Namun hingga saat ini, di pertengahan tahun 2021 atau setelah kuartal kedua berakhir, total realisasi anggaran PEN baru mencapai angka 34 persen. Hal ini pun menjadi sorotan, karena seharusnya hingga saat ini total realisasi anggaran PEN setidaknya mencapai 50 persen. Kinerja program PEN tahun ini belum ada percepatan dalam mengakselerasi insentif maupun berbagai kemudahan-kemudahan dalam mendorong supply maupun demand. Rendahnya realisasi PEN tersebut menunjukkan bahwa kinerjanya masih hanya bersifat business as usual atau tidak ada perbaikan dari tahun sebelumnya.
Jika hal ini terus dibiarkan, maka hampir dapat dipastikan bahwa Indonesia tidak akan segera lepas dari keterpurukan ekonomi yang dialaminya saat ini. Padahal akselerasi dan percepatan realisasi program PEN akan mampu menjadi pendorong pertumbuhan ekonomi tahun ini.

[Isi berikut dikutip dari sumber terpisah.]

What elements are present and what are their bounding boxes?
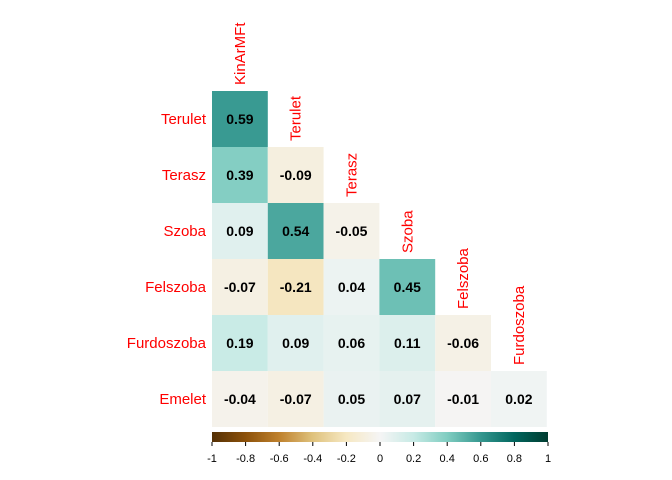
heatmap-cell bbox=[267, 371, 324, 427]
row-label: Szoba bbox=[163, 223, 206, 240]
colorbar: -1 -0.8 -0.6 -0.4 -0.2 0 0.2 0.4 0.6 0.8 1 bbox=[207, 432, 551, 465]
row-label: Terasz bbox=[162, 167, 206, 184]
heatmap-cell bbox=[212, 315, 268, 371]
heatmap-cell bbox=[323, 315, 380, 371]
cell-value-label: 0.04 bbox=[338, 279, 365, 295]
heatmap-cell bbox=[435, 371, 491, 427]
heatmap-cell bbox=[379, 315, 436, 371]
colorbar-tick-label: 0.4 bbox=[440, 453, 455, 465]
row-label: Terulet bbox=[161, 111, 207, 128]
column-label: Terulet bbox=[288, 95, 305, 141]
heatmap-cell bbox=[379, 371, 436, 427]
heatmap-cell bbox=[267, 147, 324, 203]
column-labels: KinArMFt Terulet Terasz Szoba Felszoba Furdos… bbox=[232, 22, 528, 365]
heatmap-cell bbox=[212, 259, 268, 315]
column-label: Furdoszoba bbox=[511, 285, 528, 365]
colorbar-tick-label: 0.2 bbox=[406, 453, 421, 465]
cell-value-label: -0.07 bbox=[280, 391, 312, 407]
colorbar-tick-label: 1 bbox=[545, 453, 551, 465]
colorbar-tick-label: -0.8 bbox=[236, 453, 255, 465]
cell-value-label: -0.06 bbox=[447, 335, 479, 351]
cell-value-label: -0.05 bbox=[336, 223, 368, 239]
colorbar-tick-label: 0.8 bbox=[507, 453, 522, 465]
row-labels: Terulet Terasz Szoba Felszoba Furdoszoba Emel… bbox=[127, 111, 207, 408]
cell-value-label: 0.39 bbox=[226, 167, 253, 183]
colorbar-tick-label: -0.2 bbox=[337, 453, 356, 465]
column-label: Szoba bbox=[399, 210, 416, 253]
cell-value-label: -0.07 bbox=[224, 279, 256, 295]
cell-value-label: 0.06 bbox=[338, 335, 365, 351]
cell-value-label: 0.54 bbox=[282, 223, 309, 239]
cell-value-label: -0.09 bbox=[280, 167, 312, 183]
colorbar-tick-label: -0.6 bbox=[270, 453, 289, 465]
heatmap-cell bbox=[323, 371, 380, 427]
heatmap-cell bbox=[491, 371, 547, 427]
column-label: Terasz bbox=[344, 153, 361, 197]
cell-value-label: -0.21 bbox=[280, 279, 312, 295]
heatmap-cell bbox=[323, 259, 380, 315]
row-label: Emelet bbox=[159, 391, 207, 408]
cell-value-label: -0.04 bbox=[224, 391, 256, 407]
colorbar-tick-label: 0 bbox=[377, 453, 383, 465]
row-label: Furdoszoba bbox=[127, 335, 207, 352]
column-label: Felszoba bbox=[455, 247, 472, 309]
cell-value-label: -0.01 bbox=[447, 391, 479, 407]
cell-value-label: 0.07 bbox=[394, 391, 421, 407]
heatmap-cell bbox=[267, 315, 324, 371]
heatmap-cell bbox=[212, 203, 268, 259]
cell-value-label: 0.45 bbox=[394, 279, 421, 295]
heatmap-cell bbox=[323, 203, 380, 259]
heatmap-cell bbox=[212, 91, 268, 147]
heatmap-cell bbox=[212, 147, 268, 203]
cell-value-label: 0.19 bbox=[226, 335, 253, 351]
heatmap-cell bbox=[435, 315, 491, 371]
colorbar-tick-label: 0.6 bbox=[473, 453, 488, 465]
colorbar-tick-label: -1 bbox=[207, 453, 217, 465]
colorbar-bar bbox=[212, 432, 548, 442]
colorbar-tick-label: -0.4 bbox=[303, 453, 322, 465]
cell-value-label: 0.09 bbox=[282, 335, 309, 351]
column-label: KinArMFt bbox=[232, 22, 249, 85]
heatmap-cell bbox=[267, 259, 324, 315]
cell-value-label: 0.11 bbox=[394, 335, 421, 351]
heatmap-cells: 0.59 0.39 -0.09 0.09 0.54 -0.05 -0.07 -0.21 0.04… bbox=[212, 91, 547, 427]
cell-value-label: 0.59 bbox=[226, 111, 253, 127]
heatmap-cell bbox=[212, 371, 268, 427]
heatmap-cell bbox=[379, 259, 436, 315]
cell-value-label: 0.09 bbox=[226, 223, 253, 239]
heatmap-cell bbox=[267, 203, 324, 259]
cell-value-label: 0.02 bbox=[505, 391, 532, 407]
row-label: Felszoba bbox=[145, 279, 207, 296]
cell-value-label: 0.05 bbox=[338, 391, 365, 407]
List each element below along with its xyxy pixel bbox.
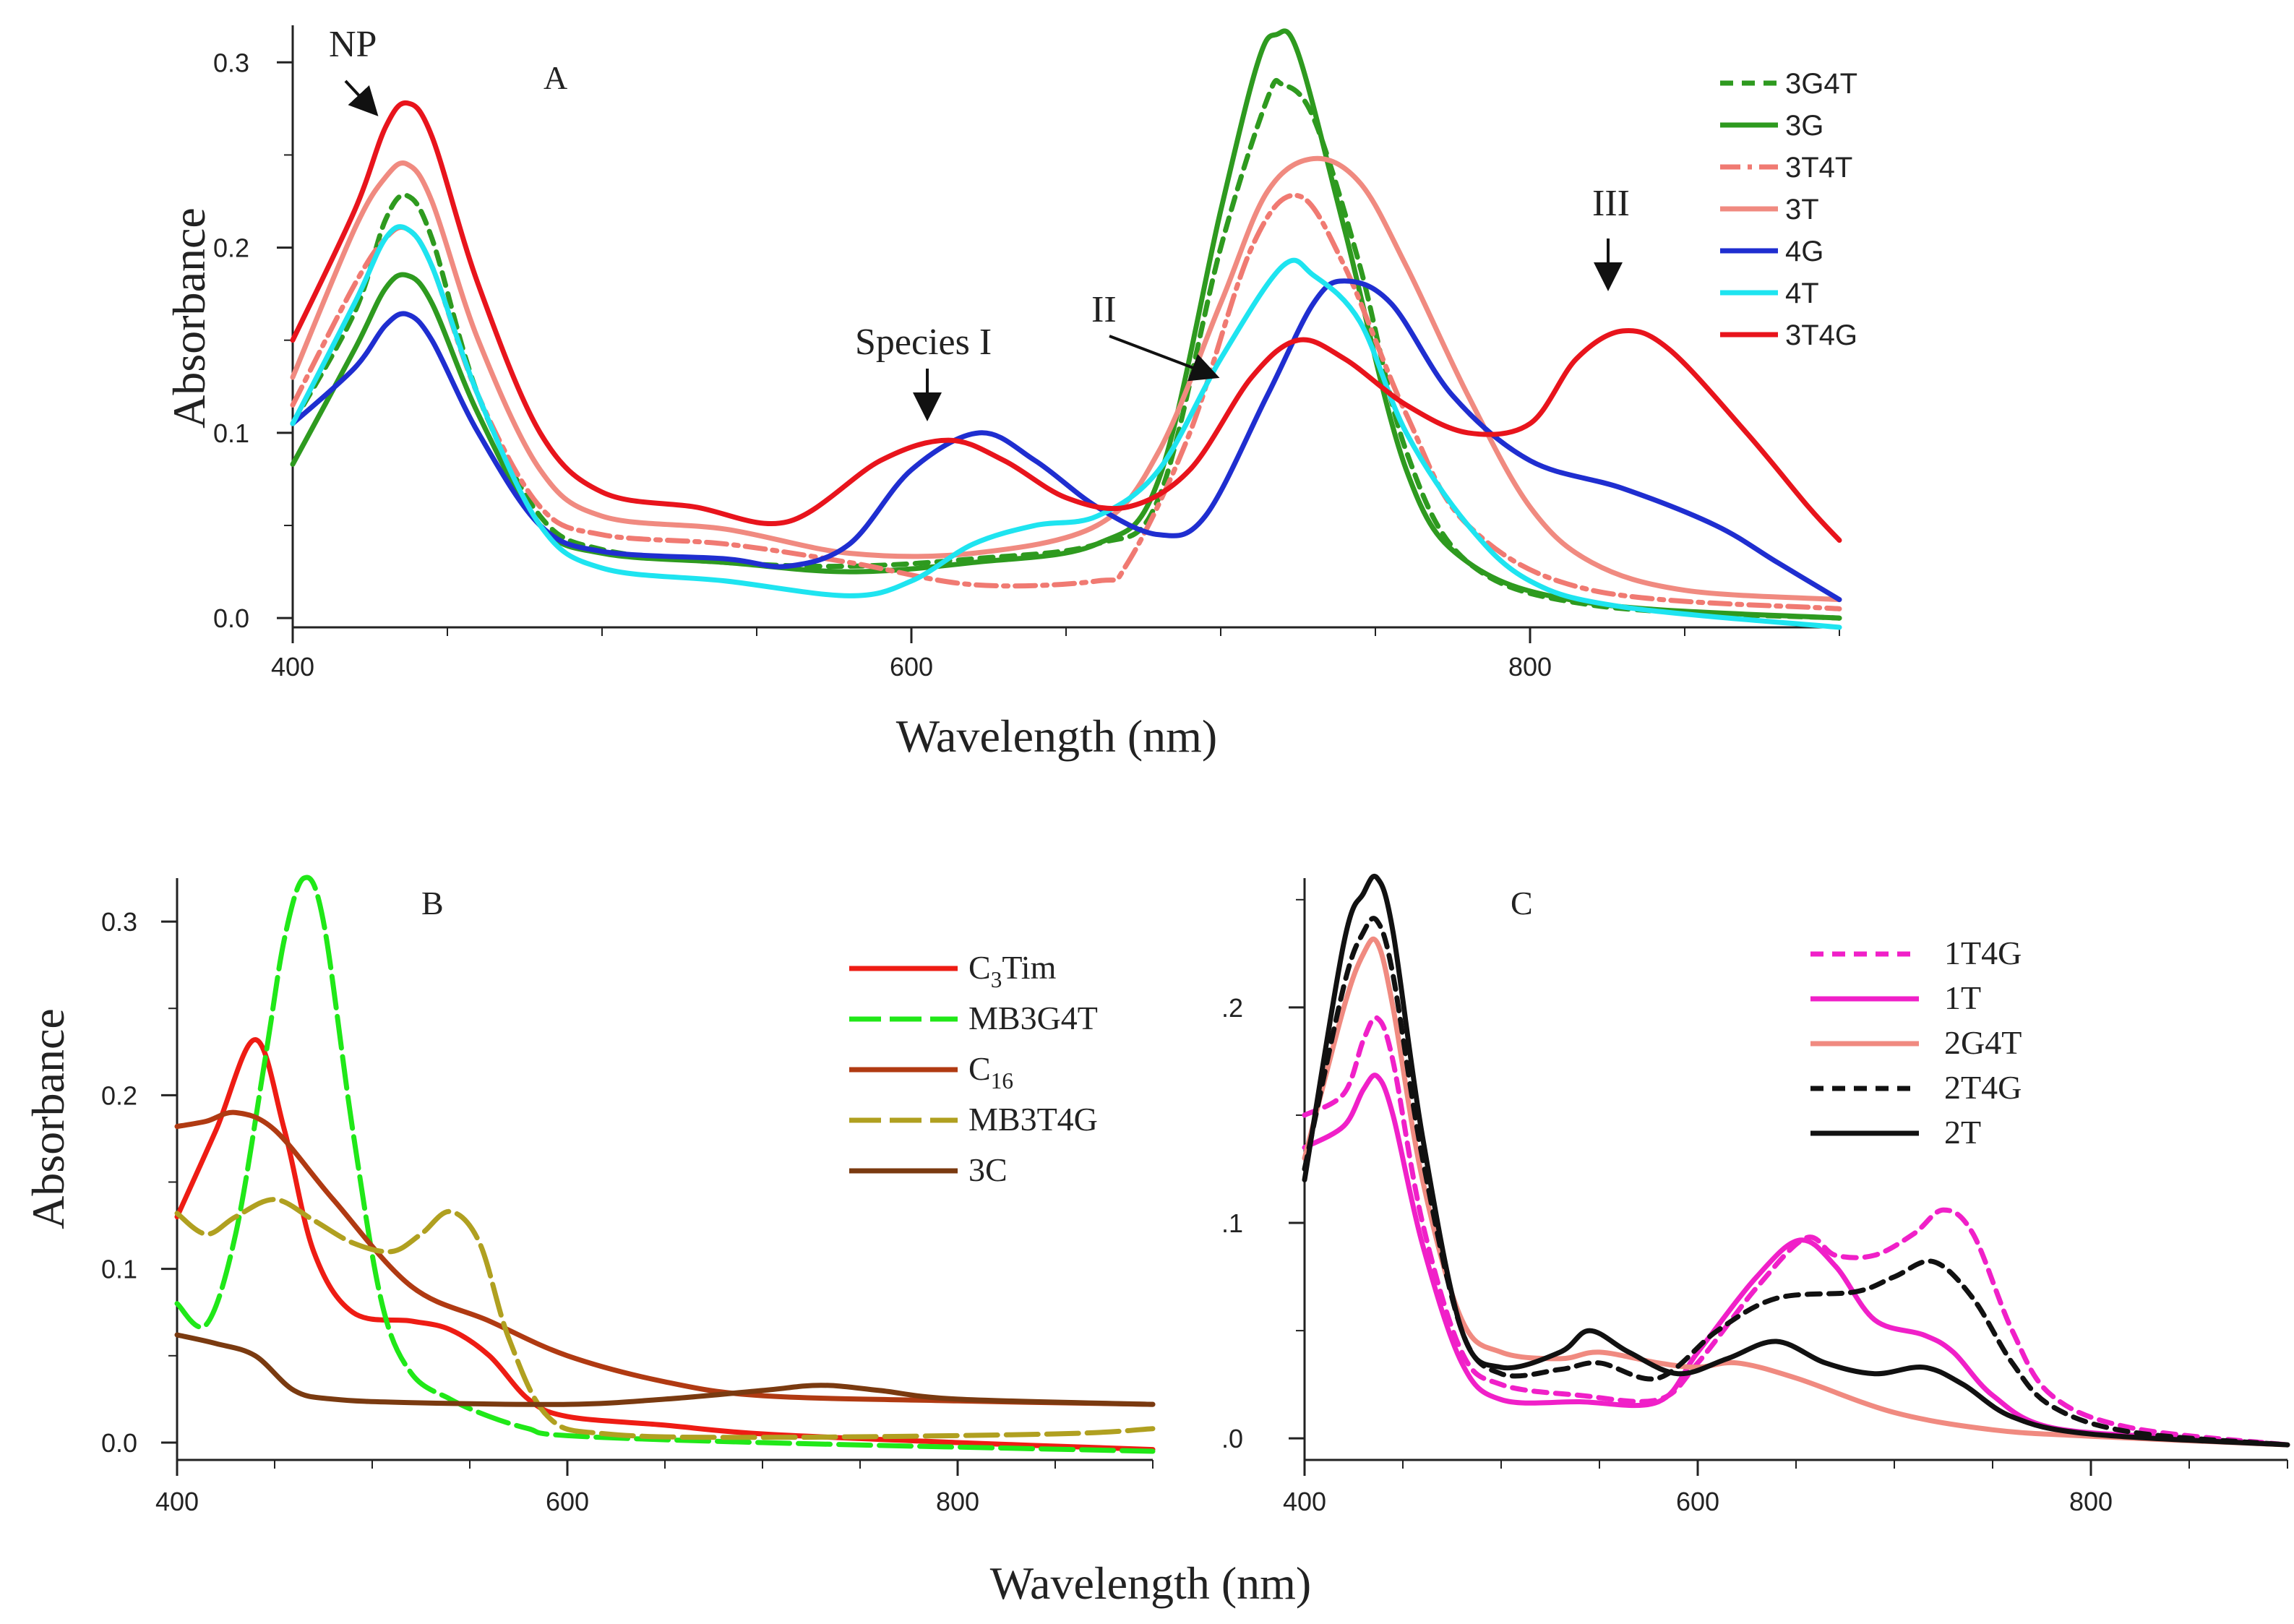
annotation-np-arrow (344, 80, 379, 116)
annotation-species-i: Species I (855, 322, 992, 363)
legend-label-c3tim: C3Tim (968, 949, 1057, 992)
y-tick-label: 0.3 (213, 48, 249, 77)
y-tick-label: 0.2 (101, 1080, 137, 1110)
legend-label-4g: 4G (1785, 236, 1823, 267)
panel-a-axes: 400 600 800 0.0 0.1 0.2 0.3 (213, 25, 1840, 682)
legend-label-2t: 2T (1944, 1114, 1981, 1151)
legend-label-3c: 3C (968, 1151, 1008, 1188)
y-tick-label: 0.0 (213, 603, 249, 633)
panel-a-label: A (544, 59, 567, 96)
series-line-2t (1302, 873, 2290, 1448)
panel-c-label: C (1511, 885, 1533, 921)
legend-label-3t4g: 3T4G (1785, 319, 1857, 351)
legend-label-2g4t: 2G4T (1944, 1024, 2022, 1061)
x-tick-label: 600 (890, 652, 933, 682)
y-tick-label: .0 (1221, 1424, 1243, 1453)
x-tick-label: 800 (2069, 1487, 2113, 1516)
panel-a-series-group (290, 28, 1842, 630)
y-tick-label: .1 (1221, 1208, 1243, 1238)
legend-label-1t: 1T (1944, 979, 1981, 1016)
series-line-2g4t (1302, 936, 2290, 1448)
y-tick-label: 0.2 (213, 233, 249, 263)
y-tick-label: 0.1 (101, 1255, 137, 1284)
x-tick-label: 800 (1508, 652, 1552, 682)
x-tick-label: 400 (155, 1487, 199, 1516)
legend-label-2t4g: 2T4G (1944, 1069, 2022, 1106)
panel-a-ylabel: Absorbance (163, 207, 215, 429)
annotation-ii-arrow (1109, 335, 1220, 382)
x-tick-label: 400 (271, 652, 314, 682)
panel-c-axes: 400 600 800 .0 .1 .2 (1221, 878, 2288, 1516)
legend-label-4t: 4T (1785, 278, 1819, 309)
series-line-4t (290, 224, 1842, 630)
legend-label-3g4t: 3G4T (1785, 68, 1857, 100)
legend-label-3g: 3G (1785, 110, 1823, 142)
series-line-3t4g (290, 100, 1842, 543)
panel-b-series-group (174, 875, 1156, 1454)
y-tick-label: 0.0 (101, 1428, 137, 1458)
series-line-3t (290, 155, 1842, 603)
annotation-iii: III (1592, 183, 1630, 224)
legend-label-3t4t: 3T4T (1785, 152, 1852, 184)
legend-label-1t4g: 1T4G (1944, 935, 2022, 971)
panel-b-legend: C3Tim MB3G4T C16 MB3T4G 3C (849, 949, 1098, 1188)
panel-b-label: B (421, 885, 444, 921)
series-line-2t4g (1302, 916, 2290, 1448)
x-tick-label: 600 (1676, 1487, 1719, 1516)
series-line-3g (290, 28, 1842, 621)
panel-c-legend: 1T4G 1T 2G4T 2T4G 2T (1810, 935, 2022, 1151)
series-line-3c (174, 1332, 1156, 1407)
x-tick-label: 800 (936, 1487, 979, 1516)
panel-c-series-group (1302, 873, 2290, 1448)
panel-b: 400 600 800 0.0 0.1 0.2 0.3 C3Tim MB3G4T C16 MB3T… (22, 875, 1311, 1609)
series-line-mb3t4g (174, 1197, 1156, 1440)
annotation-np: NP (329, 24, 377, 65)
panel-b-xlabel: Wavelength (nm) (990, 1558, 1311, 1609)
panel-a-xlabel: Wavelength (nm) (896, 710, 1217, 762)
series-line-4g (290, 278, 1842, 603)
legend-label-c16: C16 (968, 1050, 1013, 1094)
panel-c: 400 600 800 .0 .1 .2 1T4G 1T 2G4T 2T4G 2T C (1221, 873, 2290, 1516)
annotation-ii: II (1091, 289, 1117, 330)
legend-label-mb3t4g: MB3T4G (968, 1101, 1098, 1138)
legend-label-mb3g4t: MB3G4T (968, 1000, 1098, 1036)
legend-label-3t: 3T (1785, 194, 1819, 225)
series-line-1t4g (1302, 1015, 2290, 1448)
y-tick-label: .2 (1221, 993, 1243, 1023)
x-tick-label: 600 (546, 1487, 589, 1516)
x-tick-label: 400 (1283, 1487, 1326, 1516)
panel-b-axes: 400 600 800 0.0 0.1 0.2 0.3 (101, 878, 1154, 1516)
series-line-1t (1302, 1073, 2290, 1448)
panel-b-ylabel: Absorbance (22, 1008, 74, 1229)
y-tick-label: 0.3 (101, 907, 137, 937)
y-tick-label: 0.1 (213, 418, 249, 448)
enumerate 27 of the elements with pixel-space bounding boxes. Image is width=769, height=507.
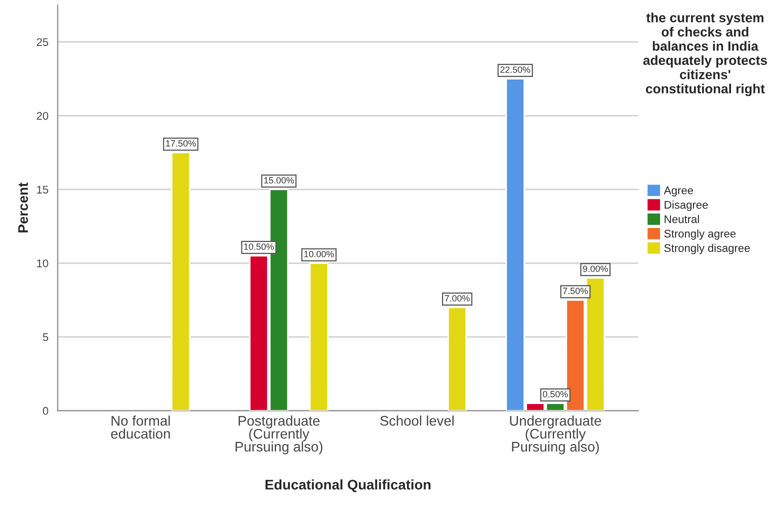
y-tick-label: 10 [37,259,48,268]
data-label: 10.50% [244,243,274,250]
x-tick-label: No formal education [111,416,170,439]
data-label: 22.50% [500,66,530,73]
data-label: 7.00% [444,295,470,302]
legend-title: the current system of checks and balances in India adequately protects citizens' constitutional right [643,12,767,96]
x-tick-label: Undergraduate (Currently Pursuing also) [510,416,602,454]
data-label: 10.00% [304,250,334,258]
data-label: 15.00% [264,177,294,184]
data-label: 9.00% [583,266,608,272]
legend-label: Agree [664,186,693,197]
x-tick-label: Postgraduate (Currently Pursuing also) [236,416,322,454]
data-label: 7.50% [563,288,588,294]
data-label: 17.50% [166,140,196,147]
legend-label: Disagree [664,200,708,211]
legend-label: Strongly disagree [664,244,750,254]
y-tick-label: 25 [36,38,48,46]
x-tick-label: School level [380,416,454,426]
legend-label: Strongly agree [664,229,736,240]
y-tick-label: 15 [37,186,48,194]
data-label: 0.50% [542,390,568,398]
x-axis-title: Educational Qualification [266,479,430,492]
legend-label: Neutral [664,214,699,224]
y-tick-label: 5 [42,333,48,342]
y-tick-label: 0 [42,406,48,415]
y-tick-label: 20 [36,112,48,120]
y-axis-title: Percent [18,182,28,232]
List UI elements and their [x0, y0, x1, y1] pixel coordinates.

Terlebih lagi jika akselerasi dan percepatan PEN dilakukan di kuartal II yang pada dasarnya menjadi trigger untuk kinerja ekonomi di kuartal berikutnya.
Diketahui, Anggaran Pemulihan Ekonomi Nasional (PEN) sepanjang 2021 baru terealisasi Rp237,54 triliun atau sekitar 34 persen dari pagu sebesar Rp699,43 triliun hingga 25 Juni 2021. Angka tersebut terdiri dari 5 klaster. Dana tersebut yakni untuk klaster kesehatan Rp45,4 triliun atau 26,3 persen, klaster perlindungan sosial Rp 65,36 triliun atau 44 persen, lalu dukungan UMKM dan koperasi Rp 50,93 triliun atau 26,3 persen.
Pemulihan ekonomi Indonesia sangat bergantung dari bagaimana Indonesia dapat mengatasi tantangan dalam menekan efek dari pandemi, namun dalam waktu yang bersamaan juga turut menjaga keamanan fiskalnya, baik itu dalam jangka pendek maupun jangka panjang. Realisasi PEN yang baru 34 persen harusnya segera digenjot dan tidak ditahan-tahan lagi demi menahan laju gempuran yang disebabkan oleh pandemi ini. Selain itu pemerintah juga perlu meningkatan tingkat vaksinasi demi menjaga keselamatan dan kesehatan para penduduknya. Karena meskipun ekonomi dapat dipulihkan, namun jika kesehatan penduduknya terancam, maka pemulihan ekonomi tersebut tidak akan berarti apa-apa.